Today’s first problem: how does automobile usage increase with GDP? We expect that, as people grow wealthier, their use of automobiles increases. I managed to find a great paper detailing that relationship:

(The graph is mislabeled: “Log” should be “ln”) Now all I have to do is reduce this to a simple algebraic form. A rough straight line runs from the word “China” through Luxembourg, characterized as y=180*(ln(GDP/capita) -7.5) for values of GDP/capita > 7.5. The problem with this is that I can’t afford to saddle my players with natural logarithms. So I have to convert that to linear form, requiring even poorer approximation: total cars = population * (GDP/population - 5000) / 40,000. Moreover, this doesn’t take into account income inequality — the same problem that bedeviled me with malnutrition (there are enough calories produced to feed everybody, but millions die of malnutrition while others suffer from obesity).

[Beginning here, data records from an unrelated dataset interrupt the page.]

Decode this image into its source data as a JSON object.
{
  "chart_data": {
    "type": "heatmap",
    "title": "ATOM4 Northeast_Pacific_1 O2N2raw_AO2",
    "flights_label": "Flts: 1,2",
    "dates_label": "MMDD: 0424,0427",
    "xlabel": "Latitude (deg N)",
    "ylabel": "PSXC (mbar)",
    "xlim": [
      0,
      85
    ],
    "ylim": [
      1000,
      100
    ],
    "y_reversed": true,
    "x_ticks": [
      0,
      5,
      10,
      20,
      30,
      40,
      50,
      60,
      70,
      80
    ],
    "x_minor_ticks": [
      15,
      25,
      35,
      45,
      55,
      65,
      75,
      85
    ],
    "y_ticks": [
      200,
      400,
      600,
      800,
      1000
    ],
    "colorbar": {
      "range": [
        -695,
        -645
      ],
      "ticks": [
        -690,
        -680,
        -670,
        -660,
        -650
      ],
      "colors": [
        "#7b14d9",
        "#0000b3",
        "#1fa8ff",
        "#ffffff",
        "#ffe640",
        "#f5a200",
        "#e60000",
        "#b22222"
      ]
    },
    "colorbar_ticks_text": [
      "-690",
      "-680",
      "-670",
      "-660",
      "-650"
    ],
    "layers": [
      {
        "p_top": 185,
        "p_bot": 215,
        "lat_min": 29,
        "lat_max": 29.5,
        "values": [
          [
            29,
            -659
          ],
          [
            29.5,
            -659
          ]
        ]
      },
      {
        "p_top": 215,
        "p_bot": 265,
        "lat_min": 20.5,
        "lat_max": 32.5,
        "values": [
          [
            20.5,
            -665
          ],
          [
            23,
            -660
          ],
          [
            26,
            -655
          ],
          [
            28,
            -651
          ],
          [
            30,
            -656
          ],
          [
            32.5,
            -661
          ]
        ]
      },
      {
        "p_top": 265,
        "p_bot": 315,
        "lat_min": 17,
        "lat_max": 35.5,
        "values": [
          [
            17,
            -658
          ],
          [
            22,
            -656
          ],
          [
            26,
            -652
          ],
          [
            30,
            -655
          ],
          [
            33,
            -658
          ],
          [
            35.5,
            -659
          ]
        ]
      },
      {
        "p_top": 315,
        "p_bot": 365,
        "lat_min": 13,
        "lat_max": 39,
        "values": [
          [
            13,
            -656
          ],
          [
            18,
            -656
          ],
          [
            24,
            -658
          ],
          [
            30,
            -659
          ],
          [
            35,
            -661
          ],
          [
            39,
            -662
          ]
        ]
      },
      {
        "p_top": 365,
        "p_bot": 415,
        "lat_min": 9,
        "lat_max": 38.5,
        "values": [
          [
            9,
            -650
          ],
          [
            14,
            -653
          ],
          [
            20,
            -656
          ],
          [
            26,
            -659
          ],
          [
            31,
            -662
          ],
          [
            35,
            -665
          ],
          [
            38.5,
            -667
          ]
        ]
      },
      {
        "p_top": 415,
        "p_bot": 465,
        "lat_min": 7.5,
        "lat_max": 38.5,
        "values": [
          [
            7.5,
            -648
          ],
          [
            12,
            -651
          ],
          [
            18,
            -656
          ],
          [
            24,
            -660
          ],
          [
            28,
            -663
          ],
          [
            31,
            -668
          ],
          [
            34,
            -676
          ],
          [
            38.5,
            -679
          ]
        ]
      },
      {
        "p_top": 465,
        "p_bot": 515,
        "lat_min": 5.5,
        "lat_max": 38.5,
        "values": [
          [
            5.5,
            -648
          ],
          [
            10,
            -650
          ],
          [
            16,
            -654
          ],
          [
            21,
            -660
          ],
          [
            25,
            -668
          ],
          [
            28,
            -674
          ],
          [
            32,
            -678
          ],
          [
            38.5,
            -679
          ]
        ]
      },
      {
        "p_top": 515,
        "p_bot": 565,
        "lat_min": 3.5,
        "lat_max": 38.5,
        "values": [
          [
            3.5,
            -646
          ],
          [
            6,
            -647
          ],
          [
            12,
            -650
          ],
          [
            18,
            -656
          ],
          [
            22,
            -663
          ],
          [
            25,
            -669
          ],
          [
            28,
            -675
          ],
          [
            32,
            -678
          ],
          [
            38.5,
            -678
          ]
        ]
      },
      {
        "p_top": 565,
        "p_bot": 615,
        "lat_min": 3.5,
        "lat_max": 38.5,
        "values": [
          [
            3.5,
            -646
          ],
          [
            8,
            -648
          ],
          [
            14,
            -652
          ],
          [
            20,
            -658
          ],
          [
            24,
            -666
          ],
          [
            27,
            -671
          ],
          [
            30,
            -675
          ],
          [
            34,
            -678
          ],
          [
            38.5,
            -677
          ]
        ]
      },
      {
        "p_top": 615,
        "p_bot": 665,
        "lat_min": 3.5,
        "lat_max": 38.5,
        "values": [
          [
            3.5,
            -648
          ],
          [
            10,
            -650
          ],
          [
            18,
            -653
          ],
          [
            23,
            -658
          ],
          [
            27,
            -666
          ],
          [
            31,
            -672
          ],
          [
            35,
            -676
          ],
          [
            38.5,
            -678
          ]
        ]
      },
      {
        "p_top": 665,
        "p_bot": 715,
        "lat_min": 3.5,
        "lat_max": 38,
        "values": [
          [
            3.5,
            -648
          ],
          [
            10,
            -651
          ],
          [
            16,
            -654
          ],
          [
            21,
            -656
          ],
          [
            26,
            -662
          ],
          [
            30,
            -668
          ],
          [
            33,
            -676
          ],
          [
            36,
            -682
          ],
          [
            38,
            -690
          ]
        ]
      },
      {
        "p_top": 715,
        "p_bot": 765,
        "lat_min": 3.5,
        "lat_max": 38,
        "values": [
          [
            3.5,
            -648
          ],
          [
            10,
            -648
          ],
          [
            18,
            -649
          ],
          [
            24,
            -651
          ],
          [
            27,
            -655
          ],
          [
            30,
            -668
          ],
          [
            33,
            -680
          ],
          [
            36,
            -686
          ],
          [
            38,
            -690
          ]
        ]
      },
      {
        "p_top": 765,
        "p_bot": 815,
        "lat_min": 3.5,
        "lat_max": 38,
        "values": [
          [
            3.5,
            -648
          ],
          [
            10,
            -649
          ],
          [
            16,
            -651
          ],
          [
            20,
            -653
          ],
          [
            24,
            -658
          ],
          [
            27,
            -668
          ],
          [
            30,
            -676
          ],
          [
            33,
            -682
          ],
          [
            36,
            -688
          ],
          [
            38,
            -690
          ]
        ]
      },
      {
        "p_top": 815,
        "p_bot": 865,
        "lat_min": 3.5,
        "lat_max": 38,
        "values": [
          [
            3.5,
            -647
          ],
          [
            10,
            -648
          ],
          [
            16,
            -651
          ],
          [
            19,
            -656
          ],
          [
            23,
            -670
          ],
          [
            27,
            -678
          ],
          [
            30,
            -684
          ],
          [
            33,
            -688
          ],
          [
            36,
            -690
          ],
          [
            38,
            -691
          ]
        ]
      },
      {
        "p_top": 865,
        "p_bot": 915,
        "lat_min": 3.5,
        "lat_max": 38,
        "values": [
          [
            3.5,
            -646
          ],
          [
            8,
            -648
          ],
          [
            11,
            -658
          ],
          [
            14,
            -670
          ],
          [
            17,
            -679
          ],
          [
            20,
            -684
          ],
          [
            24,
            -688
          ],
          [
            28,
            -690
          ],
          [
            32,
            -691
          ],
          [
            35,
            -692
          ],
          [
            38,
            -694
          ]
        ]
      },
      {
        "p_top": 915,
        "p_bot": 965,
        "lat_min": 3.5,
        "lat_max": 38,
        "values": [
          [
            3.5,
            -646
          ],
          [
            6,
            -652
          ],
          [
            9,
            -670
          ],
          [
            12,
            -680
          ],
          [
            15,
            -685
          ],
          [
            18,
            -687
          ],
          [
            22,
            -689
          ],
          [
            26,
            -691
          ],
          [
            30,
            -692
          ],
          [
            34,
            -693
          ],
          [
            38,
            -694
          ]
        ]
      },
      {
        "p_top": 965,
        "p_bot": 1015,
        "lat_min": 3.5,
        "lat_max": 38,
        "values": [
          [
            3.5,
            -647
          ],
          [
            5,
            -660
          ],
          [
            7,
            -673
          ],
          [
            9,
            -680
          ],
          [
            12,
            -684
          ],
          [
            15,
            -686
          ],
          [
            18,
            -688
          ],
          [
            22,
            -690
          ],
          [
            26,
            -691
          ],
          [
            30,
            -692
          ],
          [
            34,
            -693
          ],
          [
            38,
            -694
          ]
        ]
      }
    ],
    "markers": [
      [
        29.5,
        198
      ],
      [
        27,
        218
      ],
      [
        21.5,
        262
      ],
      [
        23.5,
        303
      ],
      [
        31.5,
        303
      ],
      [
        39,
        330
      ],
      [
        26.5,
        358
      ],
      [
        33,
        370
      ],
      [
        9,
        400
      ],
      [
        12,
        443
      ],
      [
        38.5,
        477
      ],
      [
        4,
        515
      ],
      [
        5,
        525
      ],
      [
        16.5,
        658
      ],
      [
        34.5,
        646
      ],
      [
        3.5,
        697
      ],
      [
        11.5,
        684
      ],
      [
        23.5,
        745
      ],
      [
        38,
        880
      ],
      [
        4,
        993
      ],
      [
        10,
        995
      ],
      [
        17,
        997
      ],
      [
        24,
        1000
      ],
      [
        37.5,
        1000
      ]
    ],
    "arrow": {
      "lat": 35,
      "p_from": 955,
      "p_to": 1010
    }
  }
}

Worse, this covers only automobile ownership, not automobile usage. I need to know how many miles those cars are driven. Perhaps I can sidestep all this by treating it as an energy problem rather than an automobile problem. That is, calculate gasoline use instead of automobile mileage. This renders my energy calculations more complex. Right now, I assume that all energy use is interchangeable: an exajoule of electricity is no different from an exajoule’s worth of gasoline. This, however, is a pretty gross approximation; perhaps it would be better to break out energy by usage type: transportation, electricity, and heating are the three biggies.

Another question: should I permit taxation of automobiles explicitly? Or perhaps taxation of gasoline? Sheesh, this is getting messy.

### July 1st, 2:00 PM

Today I’m struggling with the calculation of energy usage (again). It turns out that there’s no solution to the basic problem, which is to create a standard formula for calculating the supply of each form of energy given that:

1. The current price of each form is \$30 billion per exajoule. (assumption of a stable market)
2. The long-term supply is in some wise congruent with the numbers for proven reserves.
3. A 1% increase in price, should, for the short term, lead to a 1% increase in supply for all forms.

There’s no formula that fits these boundary conditions, because the market is not truly stable. So what should I do?